There's no news more recent than the news right today on page 4 of the Courier Mail that recognises some of the areas in Queensland with appalling waits, appalling ramping, loss of hospitals beds and an inability to even meet national benchmarks for hospital performance. I think that the remaining people in the gallery would concur; they would probably say that the performance of their local hospital system, wherever they live around this great nation, doesn't change much between Liberal and Labor. They don't notice any particular difference between one party that trumpets that they invented the PBS in 1948 and a party that trumpets that they invented Medicare in the mid-seventies. We're not disputing health history. We're not disputing the actions of Menzies and those who came before him. It's about whether the people in the chamber can get the help they need.

In Queensland, of course, we've got a health minister with a PhD—and that's promising!
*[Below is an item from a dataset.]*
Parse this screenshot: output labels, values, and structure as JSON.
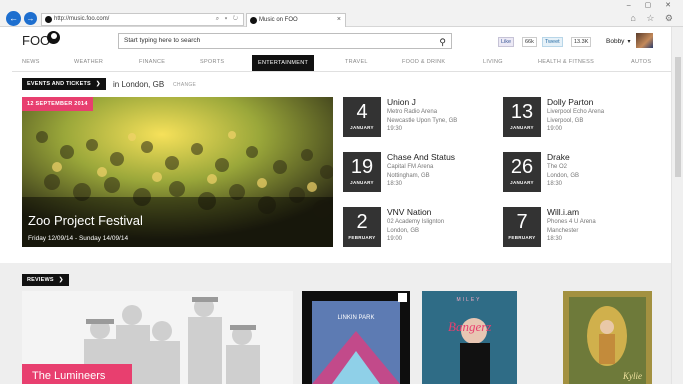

The PhD is in 'union renewal'. And if you look up the Wikipedia page for the state health minister of Queensland, there is just one simple sentence, and I think I could distil it onto a postage stamp. It says, 'Steven Miles ran campaigns to improve rights at work' as his grounds for being a health minister. And his entire pre-political career is a single line in Wikipedia saying that he used to run campaigns to save penalty rates—a job he did so well they gave it to the Fair Work Commission to do after he left! That is the sum total of the experience of the person running Queensland's health system. So it's no wonder that, when we look at the kids' hospital in Queensland, we see the Queensland state Labor government ripping funding out of the kids' hospital.
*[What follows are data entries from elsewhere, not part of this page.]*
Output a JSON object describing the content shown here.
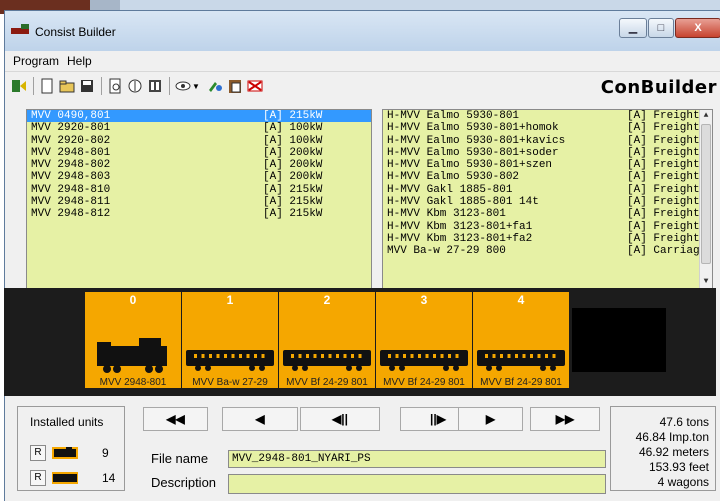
{
  "window": {
    "title": "Consist Builder"
  },
  "menu": [
    "Program",
    "Help"
  ],
  "toolbar": {
    "brand": "ConBuilder"
  },
  "locomotives": [
    {
      "name": "MVV 0490,801",
      "power": "[A] 215kW",
      "selected": true
    },
    {
      "name": "MVV 2920-801",
      "power": "[A] 100kW"
    },
    {
      "name": "MVV 2920-802",
      "power": "[A] 100kW"
    },
    {
      "name": "MVV 2948-801",
      "power": "[A] 200kW"
    },
    {
      "name": "MVV 2948-802",
      "power": "[A] 200kW"
    },
    {
      "name": "MVV 2948-803",
      "power": "[A] 200kW"
    },
    {
      "name": "MVV 2948-810",
      "power": "[A] 215kW"
    },
    {
      "name": "MVV 2948-811",
      "power": "[A] 215kW"
    },
    {
      "name": "MVV 2948-812",
      "power": "[A] 215kW"
    }
  ],
  "wagons": [
    {
      "name": "H-MVV Ealmo 5930-801",
      "type": "[A] Freight"
    },
    {
      "name": "H-MVV Ealmo 5930-801+homok",
      "type": "[A] Freight"
    },
    {
      "name": "H-MVV Ealmo 5930-801+kavics",
      "type": "[A] Freight"
    },
    {
      "name": "H-MVV Ealmo 5930-801+soder",
      "type": "[A] Freight"
    },
    {
      "name": "H-MVV Ealmo 5930-801+szen",
      "type": "[A] Freight"
    },
    {
      "name": "H-MVV Ealmo 5930-802",
      "type": "[A] Freight"
    },
    {
      "name": "H-MVV Gakl 1885-801",
      "type": "[A] Freight"
    },
    {
      "name": "H-MVV Gakl 1885-801 14t",
      "type": "[A] Freight"
    },
    {
      "name": "H-MVV Kbm 3123-801",
      "type": "[A] Freight"
    },
    {
      "name": "H-MVV Kbm 3123-801+fa1",
      "type": "[A] Freight"
    },
    {
      "name": "H-MVV Kbm 3123-801+fa2",
      "type": "[A] Freight"
    },
    {
      "name": "MVV Ba-w 27-29 800",
      "type": "[A] Carriage"
    }
  ],
  "consist": [
    {
      "index": "0",
      "label": "MVV 2948-801",
      "kind": "loco"
    },
    {
      "index": "1",
      "label": "MVV Ba-w 27-29",
      "kind": "car"
    },
    {
      "index": "2",
      "label": "MVV Bf 24-29 801",
      "kind": "car"
    },
    {
      "index": "3",
      "label": "MVV Bf 24-29 801",
      "kind": "car"
    },
    {
      "index": "4",
      "label": "MVV Bf 24-29 801",
      "kind": "car"
    }
  ],
  "installed": {
    "title": "Installed units",
    "loco_count": "9",
    "wagon_count": "14",
    "r_label": "R"
  },
  "nav": [
    "◀◀",
    "◀",
    "◀||",
    "||▶",
    "▶",
    "▶▶"
  ],
  "file": {
    "name_label": "File name",
    "name_value": "MVV_2948-801_NYARI_PS",
    "desc_label": "Description",
    "desc_value": ""
  },
  "stats": {
    "tons": "47.6 tons",
    "imp_ton": "46.84 Imp.ton",
    "meters": "46.92 meters",
    "feet": "153.93 feet",
    "wagons": "4 wagons"
  },
  "colors": {
    "list_bg": "#e6f1a5",
    "slot": "#f5a700",
    "selection": "#3399ff"
  }
}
What do they do with the funding? You'd like to know how they'd run the health system. They tear down the name 'Lady Cilento' from the children's hospital, spending half a million dollars on rebranding, taking off this great woman's name from the hospital on the pretext having a female's name on the hospital might make you think it's private, and that causes confusion to ambulances. Only a kilometre away you've got the Princess Alexandra Hospital. How on earth is that causing confusion that the hospital may not be a public hospital? They spent half a million dollars on this ultimate insult to Lady Cilento. Nodding over there on the other side is the member for Macarthur, extension 2311, and the member for Dobell—I respect a pharmacist in this place; a doctor never wants to get a pharmacist offside, does he? The problem is they don't listen to either of you. They ignore you in making policy on the Labor side. If they listened, we'd be in a far better place.

So we've got a Queenslander unable to run a hospital, unable to resist ripping a name off the kid's hospital, out of a political vendetta against a woman who fought for family planning, who recognised the role of vitamin D, but, no—she is not good enough for her name to stay on the hospital. It is a complete insult to rip her name off a hospital after she's been bipartisanly recognised as a great contributor. She is from Adelaide. She studied and trained in South Australia, but she is not good enough to have her name on the hospital.

This is a consistent pattern. In MRI, they are happy to dribble out the MRI licences for political need. When Redcliffe hospital needs an MRI licence, all they have to do is fill out an application form. Is Labor going to do it? No way. Why? They would rather take the Labor commitment of an MRI than actually apply for it through the normal channels. You've got the Redcliffe state hospital held to ransom, saying, 'Vote Labor, or you'll get no MRI, because we as the state government aren't going to apply for it.' This is the annoying—no, disappointing—conduct of a state government that can't even run the system.

I'm not going to talk to you about funding, because those on the other side do not even understand numbers. They don't understand that $23 billion is bigger than $13 billion. There's no point reading numbers to that side of parliament. What's true is that you can't run a great health system without a great economy that funds the needs of a growing ageing population and a more technologically based health system. You will always get, on this side, an absolute guarantee to increase health funding and to list drugs when they are approved and not when you feel like that. That's why people trust us in health care.